Recreational and economic opportunities play a major role in choosing where to settle down. As one of the most business-friendly states in the nation, New Jersey’s economy is booming while also offering residents direct and quick access to New York City and Philadelphia. But the state also has a spectacular variety of natural sights—more than 900 lakes and rivers, 127 miles of picture-perfect Atlantic coastline dotted with quaint resort towns and beaches, over two dozen state parks, and even more natural areas. Add to that its exceptional public school system that often ranks in the top three in the country, and you get an idea why people are drawn to the Garden State. Unsurprisingly, all of this makes for some pretty happy residents—New Jersey took the fifth spot in WalletHub’s recent survey of the happiest states, ranking high in emotional and physical well-being, work environment, community and environment, and low in suicide rates, depression, and separation and divorce.
- Jersey City – New Jersey’s second-largest city sits along the Hudson River, rewarding its residents with postcard-perfect views of the Manhattan skyline. The city has grown incredibly in the past 15 years, from sleek high-rises along the waterfront to the trendy bars and restaurants that have popped up along its historic, tree-lined streets.
- Hoboken – “Geographically, Hoboken is only about one square mile in total,” Peter Cossio, a sales agent at Brown Harris Stevens, said, adding that its nickname is Mile Square City. “On the west side of this mile, you’ll find one of the fastest-growing areas with new sustainable parks and services to be found on nearly every corner, including the Monroe Center, a factory [that was converted] to a multiuse space where you can find boutique fitness and health studios, kids’ programs, office lofts, retail spaces, dining establishments, and artist studios.
- Princeton – Princeton may be a small town, famous for its Ivy League university, but it also draws new residents with its robust jobs market and proximity to Philadelphia and New York City. From locally owned shops to world-class brands like Hermes and trendy farm-to-table restaurants to classic diners, Princeton has it all.
- Montclair – Known for its blend of urban and suburban conveniences, Montclair is the perfect choice for New York City commuters (it’s only 15 miles away from the city) seeking top-notch schools, a vibrant year-round cultural program, excellent restaurants, and an abundance of parks and green spaces.
- Ridgewood – Ridgewood, together with neighboring Ho-Ho-Kus, are often stated as two of the best places to live in the country for their excellent public schools, family-friendly amenities, and safety. Realtor.com also recently named Ridgewood as the third most popular zip code in the U.S. for its idyllic setting, proximity to Manhattan, and many parks. Both towns are located in Bergen County, about 18 miles from New York City, and are two of the most affluent communities in the Garden State.

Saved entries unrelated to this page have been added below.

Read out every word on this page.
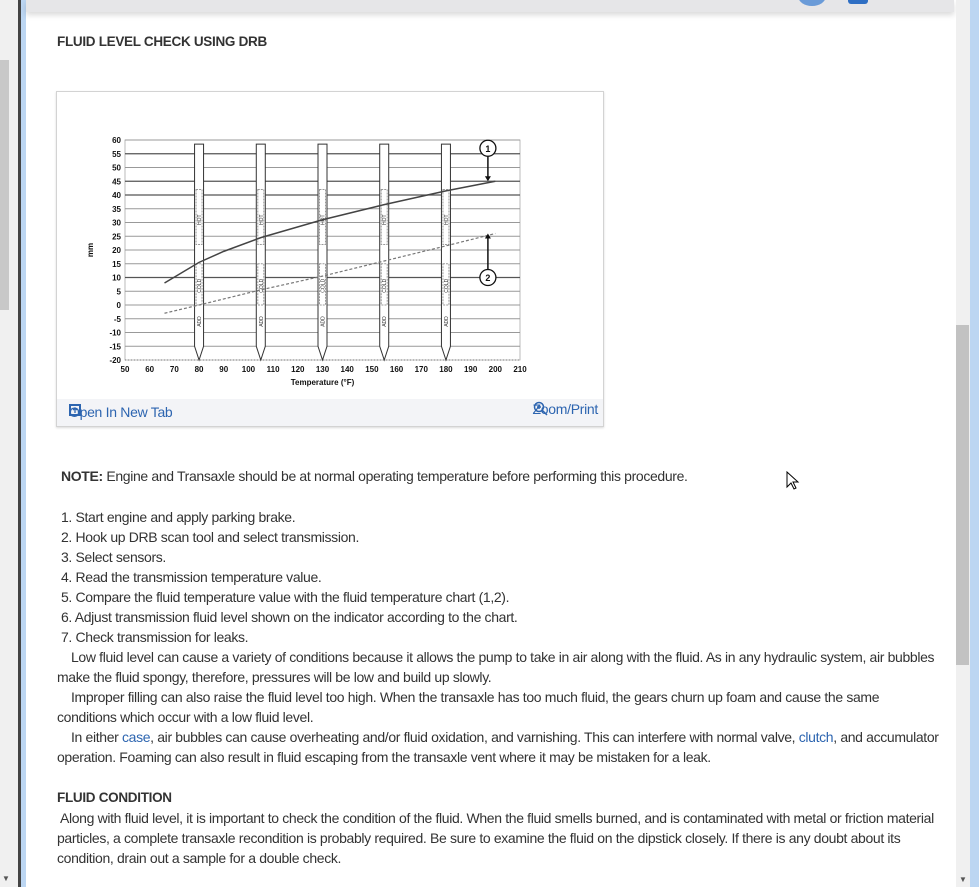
▼	▼
FLUID LEVEL CHECK USING DRB
60
55
50
45
40
35
30
25
20
15
10
5
0
-5
-10
-15
-20
50 60 70 80 90 100 110 120 130 140 150 160 170 180 190 200 210
Temperature (°F)
mm
ADD
COLD
HOT
ADD
COLD
HOT
ADD
COLD
HOT
ADD
COLD
HOT
ADD
COLD
HOT
1
2
Open In New Tab	Zoom/Print
NOTE: Engine and Transaxle should be at normal operating temperature before performing this procedure.
1. Start engine and apply parking brake.
2. Hook up DRB scan tool and select transmission.
3. Select sensors.
4. Read the transmission temperature value.
5. Compare the fluid temperature value with the fluid temperature chart (1,2).
6. Adjust transmission fluid level shown on the indicator according to the chart.
7. Check transmission for leaks.
Low fluid level can cause a variety of conditions because it allows the pump to take in air along with the fluid. As in any hydraulic system, air bubbles make the fluid spongy, therefore, pressures will be low and build up slowly.
Improper filling can also raise the fluid level too high. When the transaxle has too much fluid, the gears churn up foam and cause the same conditions which occur with a low fluid level.
In either case, air bubbles can cause overheating and/or fluid oxidation, and varnishing. This can interfere with normal valve, clutch, and accumulator operation. Foaming can also result in fluid escaping from the transaxle vent where it may be mistaken for a leak.
FLUID CONDITION
Along with fluid level, it is important to check the condition of the fluid. When the fluid smells burned, and is contaminated with metal or friction material particles, a complete transaxle recondition is probably required. Be sure to examine the fluid on the dipstick closely. If there is any doubt about its condition, drain out a sample for a double check.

- Milburn-Short Hills – “People are often initially drawn to Millburn for its reputation as one of the top public school systems in New Jersey. But in addition to an outstanding education, Millburn offers extensive recreational activities (a public pool, golf, and tennis), lovely outdoor spaces, and the locally renowned theater, the Paper Mill Playhouse — all with two train stations and Midtown Direct service to Penn Station in New York,” said Sue Lemkau of Harrison-Lemkau Real Estate Partners, Lois Schneider Realtor.
- Wayne – This town in Passaic County has a high-ranking school system — both public and private — which is a draw for many families seeking excellent education and suburban amenities close to Manhattan. Wayne is also home to three lake communities — Lionshead, Packanack, and Pines Lake — with beaches, playgrounds, and picnic tables, according to Joseph Simone, a realtor with Howard Hanna Rand Realty.
- Avalon/Stone Harbor – “Avalon and Stone Harbor offer the perfect combination of a vibrant, luxury summer resort atmosphere and the peacefulness of serene beach living during the off-season,” said Jennifer Gensemer, a sales agent at Long & Foster.
- Middletown – “Middletown dates back to pre-Revolutionary War times, and there’s a distinct sense of history in many areas. Housing styles vary considerably, from French chateau and Tuscan [designs] to grand center hall colonial to modern,” Thomas McCormack, senior partner and broker at Resources Real Estate, said, noting the town is also home to New Jersey Governor Phil Murphy and musician Jon Bon Jovi. Regular commuter train and ferry services guarantee a fast and convenient commute to New York City.
- Fair Haven – “Fair Haven has long been one of the most popular towns in Monmouth County. It has a wonderful small-town yet sophisticated feel. With restaurants, a library, and retail like the corner hardware store and River Road Books right in the heart of town, it’s easy to see why it’s a favorite place to live,” Katherine Raftery, a sales agent at Resources Real Estate, said, adding that in recent years, the town has been popular with families moving from Hoboken and Jersey City. The town has a diverse mix of homes that run the gamut from Victorian to sleek new constructions.